Id. (quoting Nationwide Mut. Ins. Co. v. Cole, 124 S.E.2d 203, 206 (Va. 1962)).
The district court determined that BI had the right to grant permission to Apple to use the vehicle because the company provided the funds to pay for the vehicle, paid the premiums for the commercial insurance, paid for the maintenance of the vehicle, and would suffer pecuniary loss if the vehicle were destroyed. However, under Virginia law, for an entity to have an interest that entitles it to possession and control of a vehicle, that entity's “relation to or control over the car must be such that [it] has a right to give or withhold the permission or consent to use it.” Va. Auto. Mut. Ins. Co. v. Brillhart, 46 S.E.2d 377, 380 (Va. 1948); see also Cole, 124 S.E.2d at 206 (“It is well settled that ‘permission’ to drive a car, within the meaning of the omnibus coverage clause, connotes the power to grant or withhold it.”). In addition, the owner of a vehicle does not operate a vehicle pursuant to permission from any other party, but rather by virtue of his or her ownership of the vehicle. See Brillhart, 46 S.E.2d at 380 (“use of [a] car [by an owner is] by virtue of his ownership of it and his right to control it, and not by virtue of the grant of any permission to him by” another).

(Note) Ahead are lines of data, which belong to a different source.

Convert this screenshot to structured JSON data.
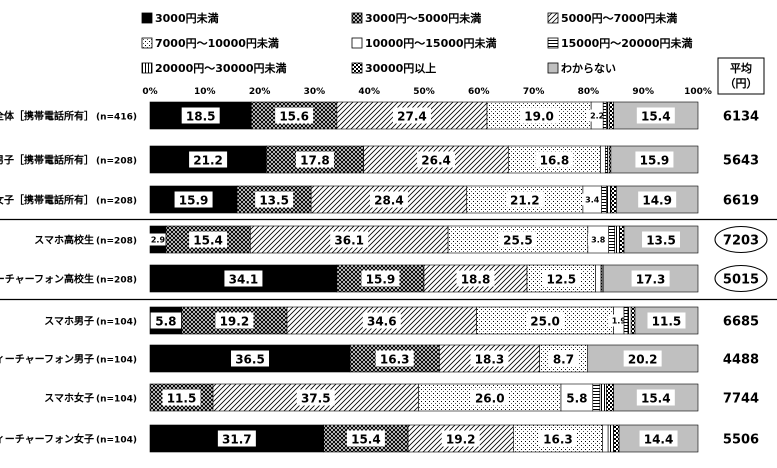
{
  "chart_data": {
    "type": "bar",
    "stacked": true,
    "orientation": "horizontal",
    "x_ticks": [
      "0%",
      "10%",
      "20%",
      "30%",
      "40%",
      "50%",
      "60%",
      "70%",
      "80%",
      "90%",
      "100%"
    ],
    "xlim": [
      0,
      100
    ],
    "avg_header": [
      "平均",
      "（円）"
    ],
    "legend": [
      {
        "name": "3000円未満",
        "pattern": "black"
      },
      {
        "name": "3000円～5000円未満",
        "pattern": "cross"
      },
      {
        "name": "5000円～7000円未満",
        "pattern": "diag"
      },
      {
        "name": "7000円～10000円未満",
        "pattern": "dots"
      },
      {
        "name": "10000円～15000円未満",
        "pattern": "white"
      },
      {
        "name": "15000円～20000円未満",
        "pattern": "hlines"
      },
      {
        "name": "20000円～30000円未満",
        "pattern": "vlines"
      },
      {
        "name": "30000円以上",
        "pattern": "checker"
      },
      {
        "name": "わからない",
        "pattern": "gray"
      }
    ],
    "rows": [
      {
        "label": "全体［携帯電話所有］",
        "n": "(n=416)",
        "avg": "6134",
        "circled": false,
        "values": [
          18.5,
          15.6,
          27.4,
          19.0,
          2.2,
          0.6,
          0.5,
          0.8,
          15.4
        ],
        "labels": [
          "18.5",
          "15.6",
          "27.4",
          "19.0",
          "2.2",
          "",
          "",
          "",
          "15.4"
        ]
      },
      {
        "label": "男子［携帯電話所有］",
        "n": "(n=208)",
        "avg": "5643",
        "circled": false,
        "values": [
          21.2,
          17.8,
          26.4,
          16.8,
          0.9,
          0.4,
          0.3,
          0.3,
          15.9
        ],
        "labels": [
          "21.2",
          "17.8",
          "26.4",
          "16.8",
          "",
          "",
          "",
          "",
          "15.9"
        ]
      },
      {
        "label": "女子［携帯電話所有］",
        "n": "(n=208)",
        "avg": "6619",
        "circled": false,
        "values": [
          15.9,
          13.5,
          28.4,
          21.2,
          3.4,
          0.9,
          0.8,
          1.0,
          14.9
        ],
        "labels": [
          "15.9",
          "13.5",
          "28.4",
          "21.2",
          "3.4",
          "",
          "",
          "",
          "14.9"
        ]
      },
      {
        "label": "スマホ高校生",
        "n": "(n=208)",
        "avg": "7203",
        "circled": true,
        "values": [
          2.9,
          15.4,
          36.1,
          25.5,
          3.8,
          1.1,
          0.9,
          0.8,
          13.5
        ],
        "labels": [
          "2.9",
          "15.4",
          "36.1",
          "25.5",
          "3.8",
          "",
          "",
          "",
          "13.5"
        ]
      },
      {
        "label": "フィーチャーフォン高校生",
        "n": "(n=208)",
        "avg": "5015",
        "circled": true,
        "values": [
          34.1,
          15.9,
          18.8,
          12.5,
          1.0,
          0.2,
          0.2,
          0.0,
          17.3
        ],
        "labels": [
          "34.1",
          "15.9",
          "18.8",
          "12.5",
          "",
          "",
          "",
          "",
          "17.3"
        ]
      },
      {
        "label": "スマホ男子",
        "n": "(n=104)",
        "avg": "6685",
        "circled": false,
        "values": [
          5.8,
          19.2,
          34.6,
          25.0,
          1.9,
          0.7,
          0.6,
          0.7,
          11.5
        ],
        "labels": [
          "5.8",
          "19.2",
          "34.6",
          "25.0",
          "1.9",
          "",
          "",
          "",
          "11.5"
        ]
      },
      {
        "label": "フィーチャーフォン男子",
        "n": "(n=104)",
        "avg": "4488",
        "circled": false,
        "values": [
          36.5,
          16.3,
          18.3,
          8.7,
          0.0,
          0.0,
          0.0,
          0.0,
          20.2
        ],
        "labels": [
          "36.5",
          "16.3",
          "18.3",
          "8.7",
          "",
          "",
          "",
          "",
          "20.2"
        ]
      },
      {
        "label": "スマホ女子",
        "n": "(n=104)",
        "avg": "7744",
        "circled": false,
        "values": [
          0.0,
          11.5,
          37.5,
          26.0,
          5.8,
          1.3,
          1.2,
          1.3,
          15.4
        ],
        "labels": [
          "",
          "11.5",
          "37.5",
          "26.0",
          "5.8",
          "",
          "",
          "",
          "15.4"
        ]
      },
      {
        "label": "フィーチャーフォン女子",
        "n": "(n=104)",
        "avg": "5506",
        "circled": false,
        "values": [
          31.7,
          15.4,
          19.2,
          16.3,
          1.0,
          0.0,
          1.0,
          1.0,
          14.4
        ],
        "labels": [
          "31.7",
          "15.4",
          "19.2",
          "16.3",
          "",
          "",
          "",
          "",
          "14.4"
        ]
      }
    ],
    "group_separators_after": [
      2,
      4
    ]
  }
}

It is clear, therefore, that because Apple owned the vehicle, see Hall, Inc. v. Empire Fire & Marine Ins. Co., 448 S.E.2d 633, 635 (Va. 1994) (“The owner of an automobile is the party who has legal title to it.”), she was not a permissive user as contemplated by the omnibus clause. As Apple had the right to operate the vehicle by virtue of her ownership thereof, BI could not have granted or denied Apple the right to use the vehicle for her personal use.
Accordingly, we vacate the judgment of the district court and remand for further proceedings consistent with this opinion. We dispense with oral argument because the facts and legal contentions are adequately presented in the materials before this court and argument would not aid in the decisional process.